We conclude the interview by discussing an article Dr Hill had written in the aftermath of the events that took place in the US Capitol on 6 January 2021, entitled “Yes, it was a coup attempt. Here’s why”. We asked if she could offer insight into why so many House and Senate Republicans declined to refute false narratives about the 2020 election and about what is needed to ensure instances such as those of 6 January don’t happen again.
“It’s all part and parcel of wanting to stay in power. Trump had 74 million people vote for him in the last election. He has a pretty tight grip on the base of the Republican Party. In fact, the bulk of the people who support the Republican Party really support him. It’s certainly a solid core and the Republicans in Congress want to hold onto their seats.

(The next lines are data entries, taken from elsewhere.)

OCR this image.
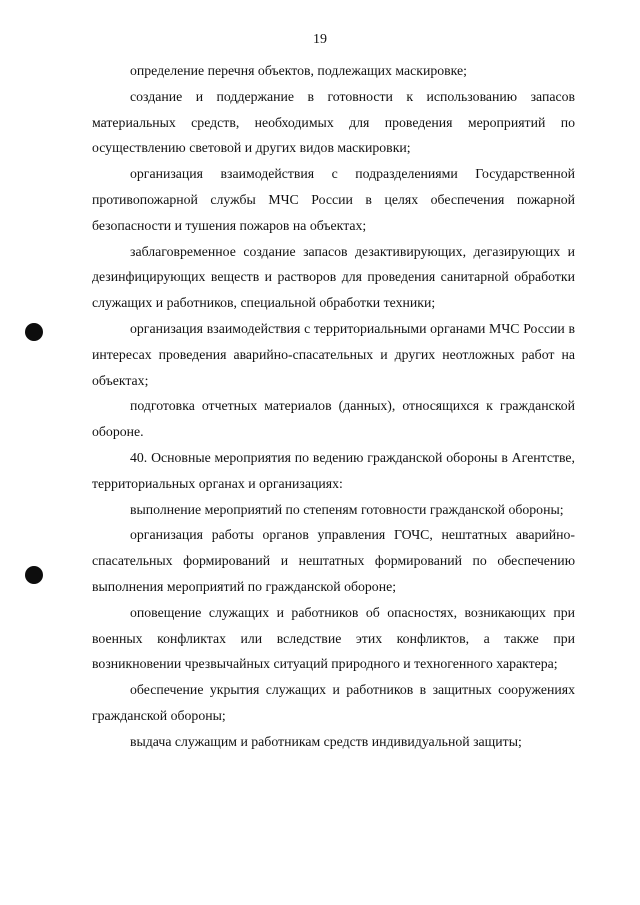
19

определение перечня объектов, подлежащих маскировке;

создание и поддержание в готовности к использованию запасов материальных средств, необходимых для проведения мероприятий по осуществлению световой и других видов маскировки;

организация взаимодействия с подразделениями Государственной противопожарной службы МЧС России в целях обеспечения пожарной безопасности и тушения пожаров на объектах;

заблаговременное создание запасов дезактивирующих, дегазирующих и дезинфицирующих веществ и растворов для проведения санитарной обработки служащих и работников, специальной обработки техники;

организация взаимодействия с территориальными органами МЧС России в интересах проведения аварийно-спасательных и других неотложных работ на объектах;

подготовка отчетных материалов (данных), относящихся к гражданской обороне.

40. Основные мероприятия по ведению гражданской обороны в Агентстве, территориальных органах и организациях:

выполнение мероприятий по степеням готовности гражданской обороны;

организация работы органов управления ГОЧС, нештатных аварийно-спасательных формирований и нештатных формирований по обеспечению выполнения мероприятий по гражданской обороне;

оповещение служащих и работников об опасностях, возникающих при военных конфликтах или вследствие этих конфликтов, а также при возникновении чрезвычайных ситуаций природного и техногенного характера;

обеспечение укрытия служащих и работников в защитных сооружениях гражданской обороны;

выдача служащим и работникам средств индивидуальной защиты;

Unfortunately, it’s as simple as that. Trump doesn’t repudiate the myth that he won the election. He has become someone who deals in falsehoods and conspiracy theories - it’s a very similar pattern to what you see in Russia. He’s captured the Party. Unless they [Republicans in Congress] could coalesce in some form to push him out, they really feel that they have to go along with all this.”
“Although, we are seeing an awful lot of people deciding to leave the Republican Party. Some people in Congress are saying that they’re not going to run for additional terms and people at the grassroots level are quitting the Party. It’s certainly significant…the Republican Party is sort of ripping itself apart at the moment.”
“In terms of the larger elements of this – ‘the Big Lie’ and the conspiracy theories -, this is something that we have to work on at a societal level and it’s exactly what the Russians have exploited. The United States, unfortunately, has become very similar to Russia in terms of becoming a country that produces and disseminates conspiracy theories. Q-Anon in the United States has spread across Europe and elsewhere. This is going to be something that we have to work on in a very focused fashion. It’s going to have to be worked on in schools and colleges to get people to understand when they’re dealing with misinformation and disinformation, as well as at the level of the media and social media, in particular. There’s a big problem as most of these lies are being propagated through Twitter and Facebook, and [other] social media platforms. They are some of the biggest problems that we contend with right now, so there’s a limit to what the governments can actually do to tackle this.”
“Every single person has a role in this - it’s not something that can be done with a wave of a magic wand from the top. Everyone has to be more discerning and engage in some critical thinking about what they’re looking at and what they’re sending on to everyone. But, again, that has to be part of a national discussion; a national information campaign.”